Later that evening she responded: “… I completely understand your concern… we do not have any real guns at home and never will.” She followed up even later that evening with a long email, explaining how upset she was, how sorry she was, how she supervises playdates closely and doesn’t even let the kiddos use electronics when they have friends over. My gut told me I had every reason to believe her, trust her and know that our giggling little guys would spend lots more playdates together in healthy, active play, even if meant a Nerf blaster every now and again.
The conversation went just as I’d hoped, but certainly it was scary, empowering and more important than ever. I revisited the G-Word Talk with my big girl, a friendly reminder that guns are nothing to take lightly and that more so now than ever she should understand truly how dangerous they can be in the wrong hands. And those hands include, albeit accidentally, her own or her friends’ hands.

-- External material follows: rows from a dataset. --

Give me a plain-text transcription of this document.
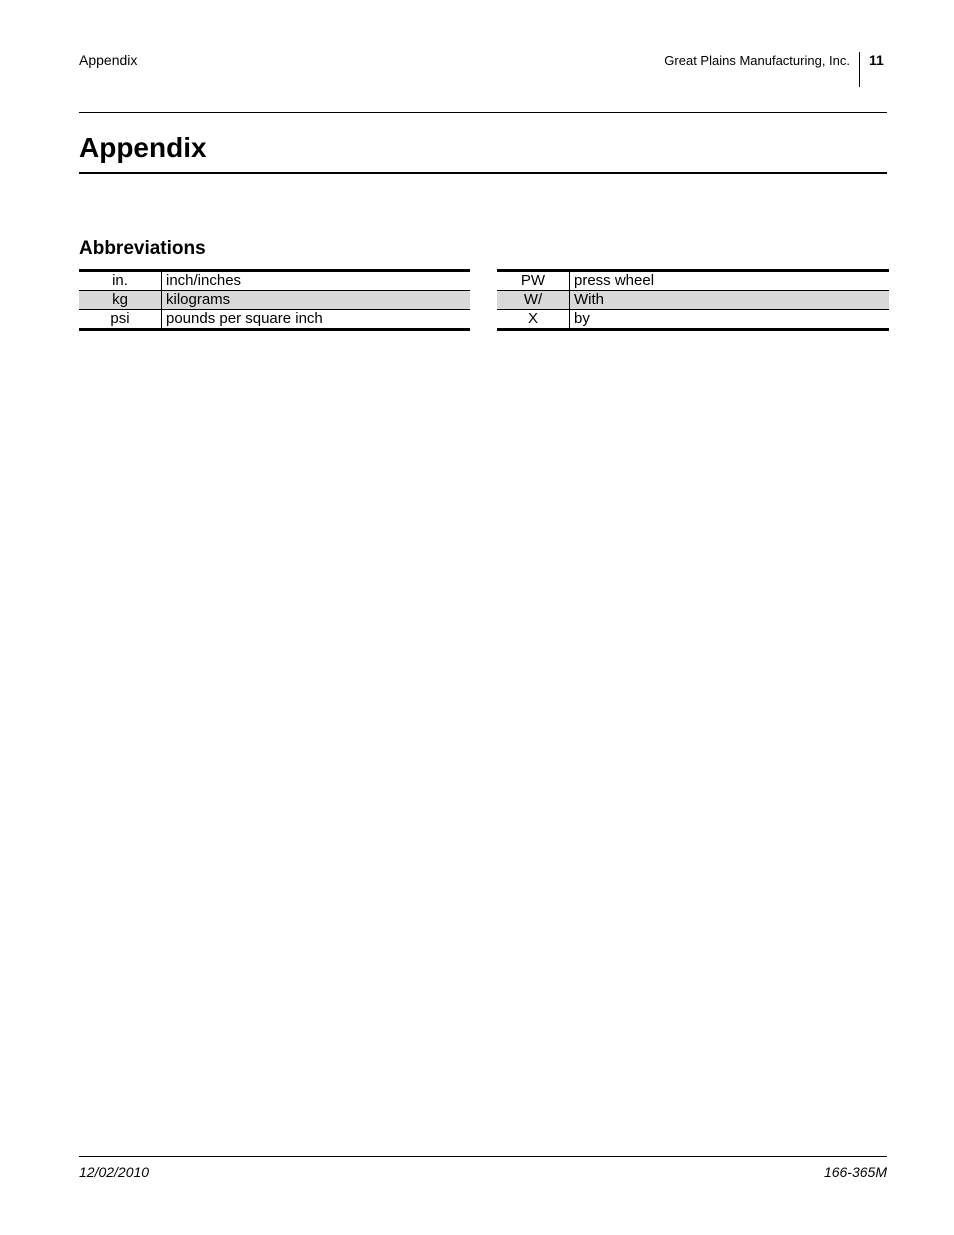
Appendix	Great Plains Manufacturing, Inc. 11
Appendix
Abbreviations
in.	inch/inches
kg	kilograms
psi	pounds per square inch
PW	press wheel
W/	With
X	by
12/02/2010	166-365M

I share this story to inspire… I’m not going to say it’s easy, and I’m not going to say the fact that I managed to tackle this one incident head-on makes me an expert, but I’m certain and I’m grateful that the current atmosphere in our country and the changing wave our future generations are making in the gun conversation have inspired me to find my voice, find my courage and speak up when something doesn’t feel right.
I practiced what I preach, and you bet, I told my kiddos about it. I wanted them to know that grown-ups sometimes have to do things that are uncomfortable. But just like we expect for them, we take on the uncomfortable in the name of growth and safety for ourselves, those we love and cherish, and to better the world one challenging conversation at a time.